Lien avec d’autres pensées

  • Nietzsche : On retrouve un écho lointain de la critique nietzschéenne de la morale chrétienne comme "morale d'esclaves", bien que Hitler détourne cette pensée au service de son idéologie raciale et politique.
  • Positivisme Scientiste Dévié : L'insistance sur la "science" et le "progrès" pour discréditer la religion relève d'une forme dévoyée de scientisme, qui absolutise la méthode scientifique pour des fins politiques.
  • Totalitarisme : Cette approche se lie aux idéologies totalitaires (comme le communisme stalinien, bien qu'il ait des racines idéologiques différentes) qui cherchaient à éradiquer ou neutraliser l'influence des institutions religieuses.

Origine de la citation

Cette citation est généralement attribuée à des propos tenus par Adolf Hitler et enregistrés dans les "Propos de table" (également connus sous le nom de "Libres propos sur la guerre et la paix" ou "Testament politique"). Ces notes n'ont pas été écrites directement par Hitler, mais par un de ses secrétaires, Martin Bormann, lors de conversations privées au Quartier général entre 1941 et 1944. L'authenticité exacte et le contexte de certaines phrases peuvent être débattus, mais elles reflètent largement l'hostilité idéologique de Hitler envers le christianisme.

Auteur de la citation

L'auteur de la pensée est Adolf Hitler (1889-1945), le chancelier et dictateur de l'Allemagne de 1933 à 1945, et le chef du Parti national-socialiste des travailleurs allemands (NSDAP). Il est la figure centrale du régime nazi, responsable de la Seconde Guerre mondiale et de l'Holocauste.

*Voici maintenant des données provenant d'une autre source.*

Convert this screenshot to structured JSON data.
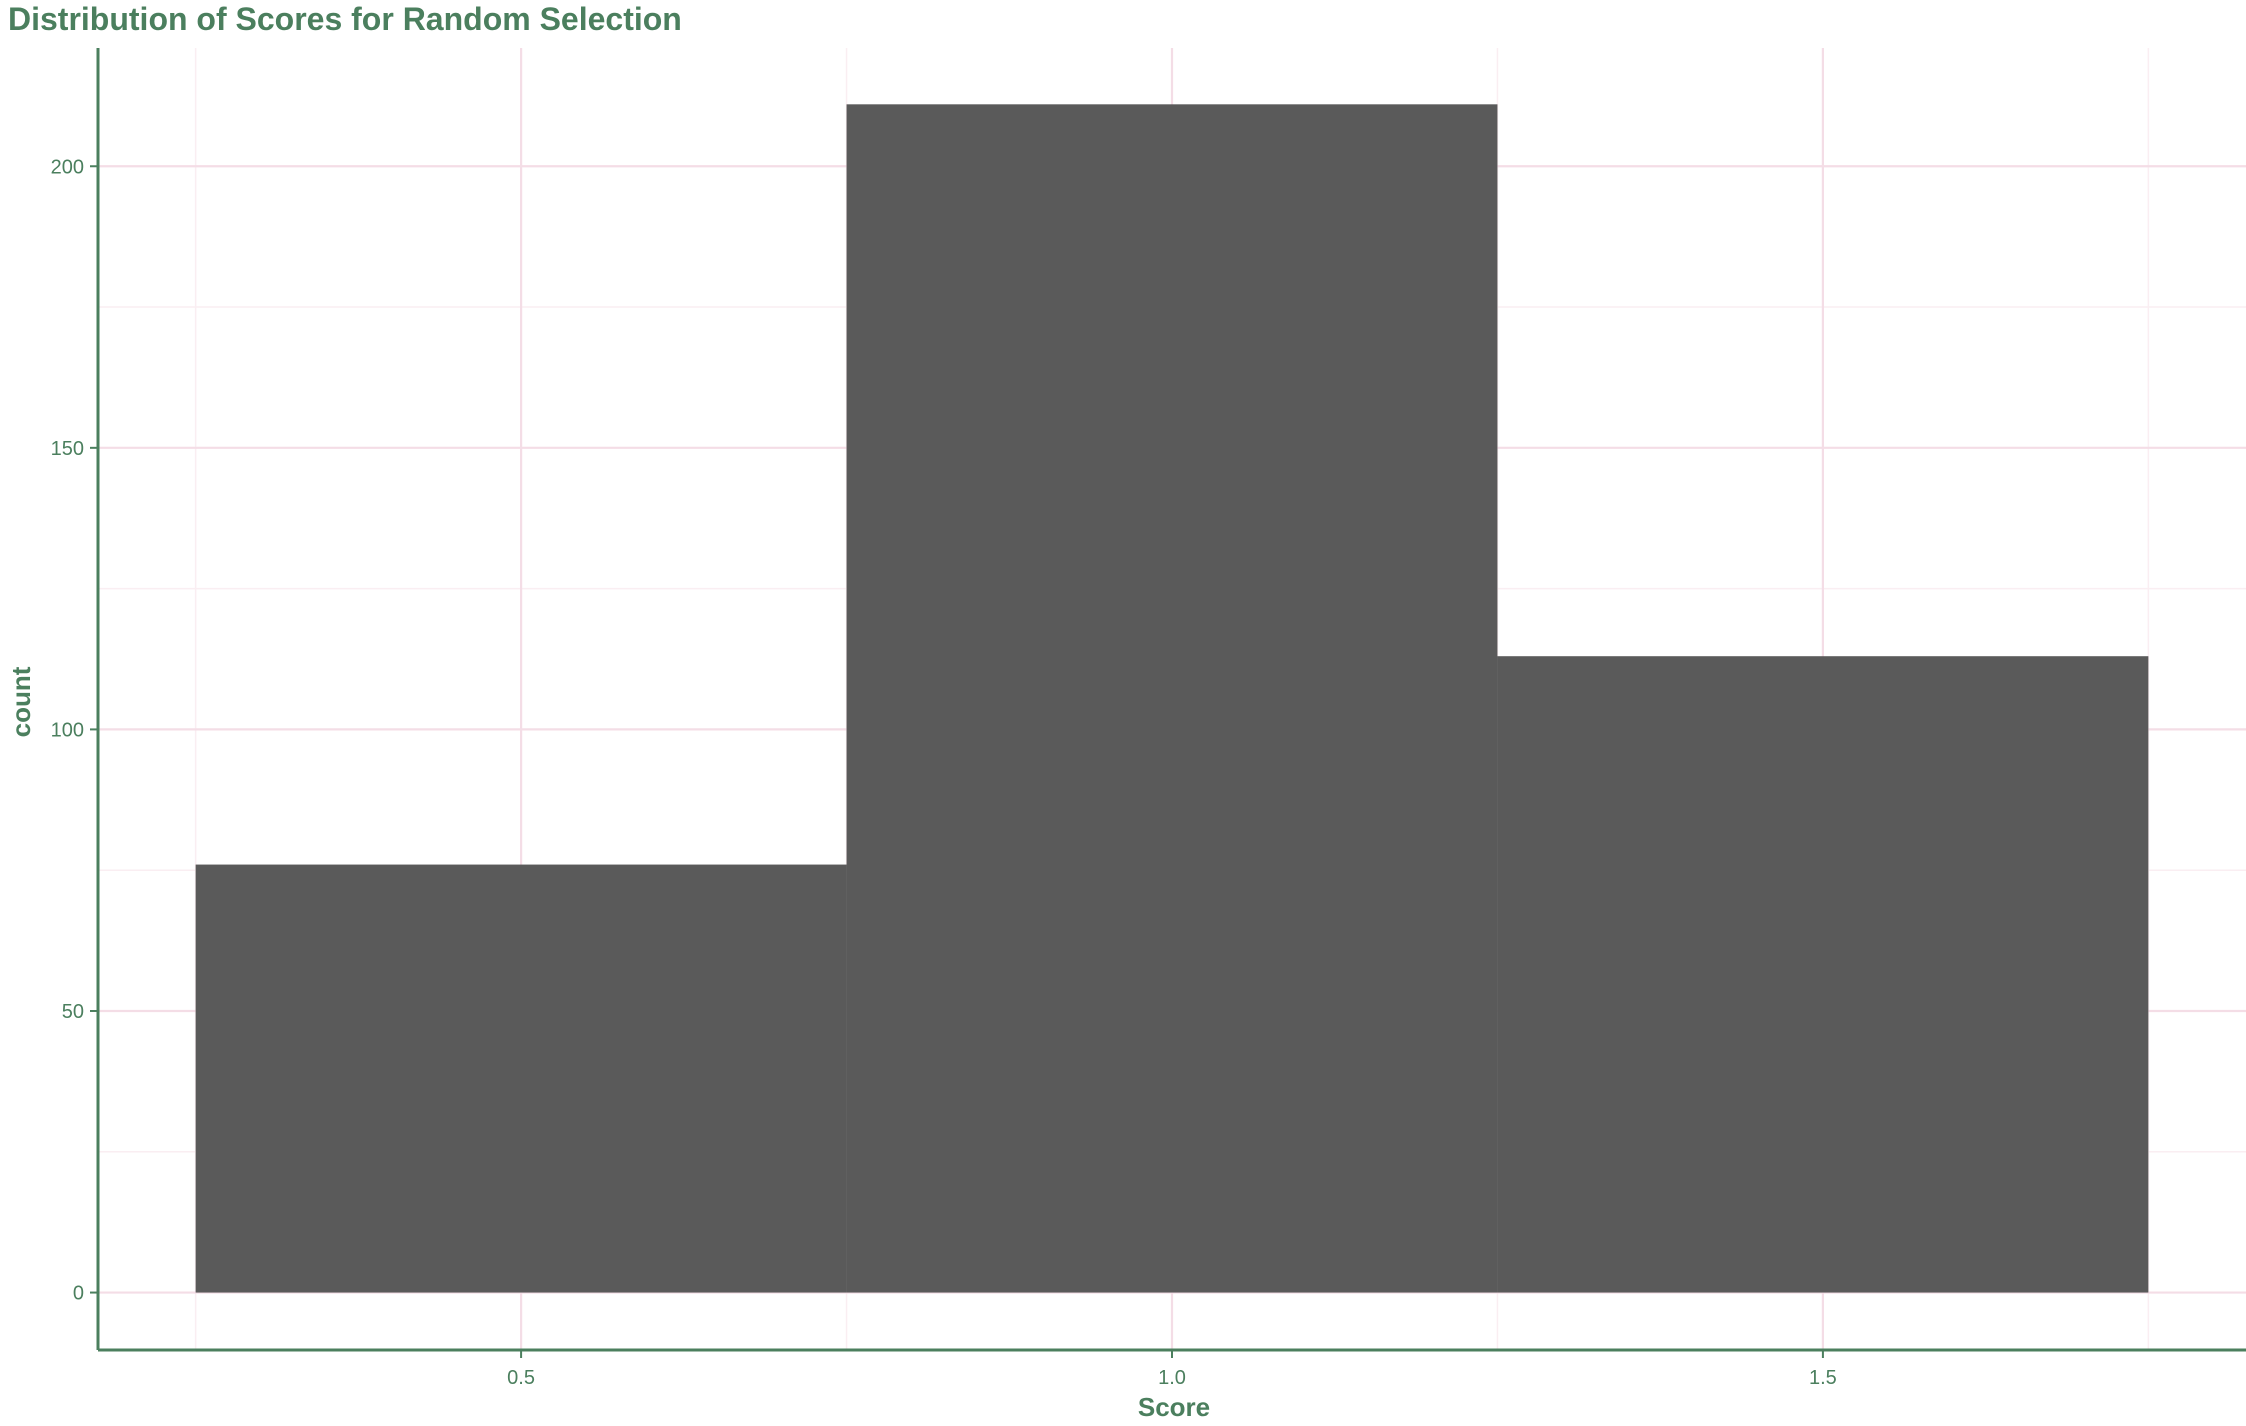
{
  "colors": {
    "accent": "#4b7f5e",
    "bar_fill": "#5a5a5a",
    "grid_major": "#f4dde6",
    "grid_minor": "#faeef2",
    "background": "#ffffff"
  },
  "chart_data": {
    "type": "bar",
    "title": "Distribution of Scores for Random Selection",
    "xlabel": "Score",
    "ylabel": "count",
    "bins": [
      {
        "x0": 0.25,
        "x1": 0.75,
        "count": 76
      },
      {
        "x0": 0.75,
        "x1": 1.25,
        "count": 211
      },
      {
        "x0": 1.25,
        "x1": 1.75,
        "count": 113
      }
    ],
    "xlim": [
      0.175,
      1.825
    ],
    "ylim": [
      -10.2,
      221
    ],
    "x_ticks": [
      0.5,
      1.0,
      1.5
    ],
    "x_tick_labels": [
      "0.5",
      "1.0",
      "1.5"
    ],
    "y_ticks": [
      0,
      50,
      100,
      150,
      200
    ],
    "y_tick_labels": [
      "0",
      "50",
      "100",
      "150",
      "200"
    ],
    "x_minor_ticks": [
      0.25,
      0.75,
      1.25,
      1.75
    ],
    "y_minor_ticks": [
      25,
      75,
      125,
      175
    ],
    "grid": true,
    "legend": "none"
  }
}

Contexte historique ou culturel

Le contexte est celui de l'Allemagne nazie (Troisième Reich) pendant la Seconde Guerre mondiale (1941-1944). Bien que le régime nazi ait initialement signé un concordat avec l'Église catholique (en 1933) et ait maintenu une relation ambiguë avec les Églises protestantes, son idéologie fondamentale était profondément antichrétienne. Les nazis cherchaient à remplacer le christianisme par une nouvelle religion politique païenne ou un culte de la race et du Führer. La citation exprime la stratégie à long terme du régime pour éradiquer l'influence chrétienne après avoir consolidé son pouvoir.